Je veux prendre pour exemple un cas dont nous allons également discuter cette semaine, mais qui est d’une autre nature. Je pense à toutes ces personnes qui ont été confrontées aux dommages provoqués par le glyphosate. Je pense à Mme Grataloup, en particulier, qui a essayé d’alerter la compagnie Monsanto des méfaits, qui a essayé d’alerter les autorités nationales et qui n’a pas été entendue. C’est pour cela qu’une autorité indépendante chargée d’accueillir les lanceurs d’alerte serait un pas important.

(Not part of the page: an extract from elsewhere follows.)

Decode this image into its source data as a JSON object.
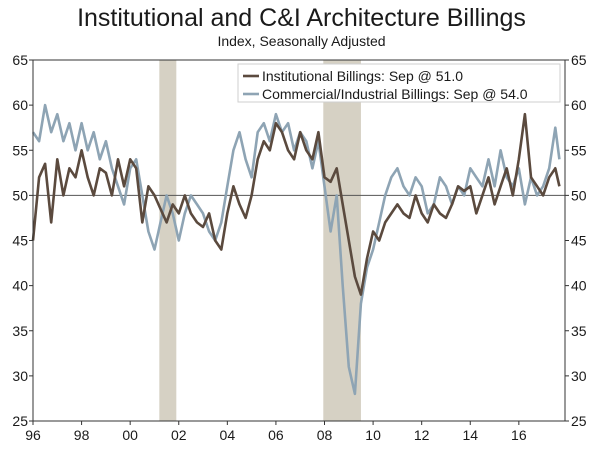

Mais je voudrais aussi souligner, pour le coup, une tentative assez méprisable de certains collègues de l’autre côté de cet hémicycle, qui, la main sur le cœur, prétendent vouloir protéger les lanceurs d’alerte, mais qui, dans le même temps, voudraient dans ce rapport leur enlever toute possibilité d’avoir recours à la presse.
Or, il est évident que c’est précisément dans les cas les plus problématiques, dans les cas les plus lourds, dans les cas les plus graves – on parle de corruption, on parle de malversations –, qu’il est nécessaire d’alerter la presse; ce sont les cas dans lesquels les lanceurs d’alerte sont les plus exposés. Quel sens cela aurait-il de vouloir supprimer la protection des lanceurs d’alerte justement pour ces cas les plus graves qui nécessitent de s’adresser directement à la presse? Ce n’est ni plus ni moins que nier le droit des citoyens à une information de qualité et supprimer les sources du journalisme d’investigation.
Je trouve particulièrement regrettable que, alors que nous allons rendre hommage au courage de Daphne Caruana Galizia, demain à midi, certains collègues essaient d’empêcher les lanceurs d’alerte de s’adresser directement à la presse. J’espère que tout le monde saura voir clair dans leur jeu et dans les votes de demain midi.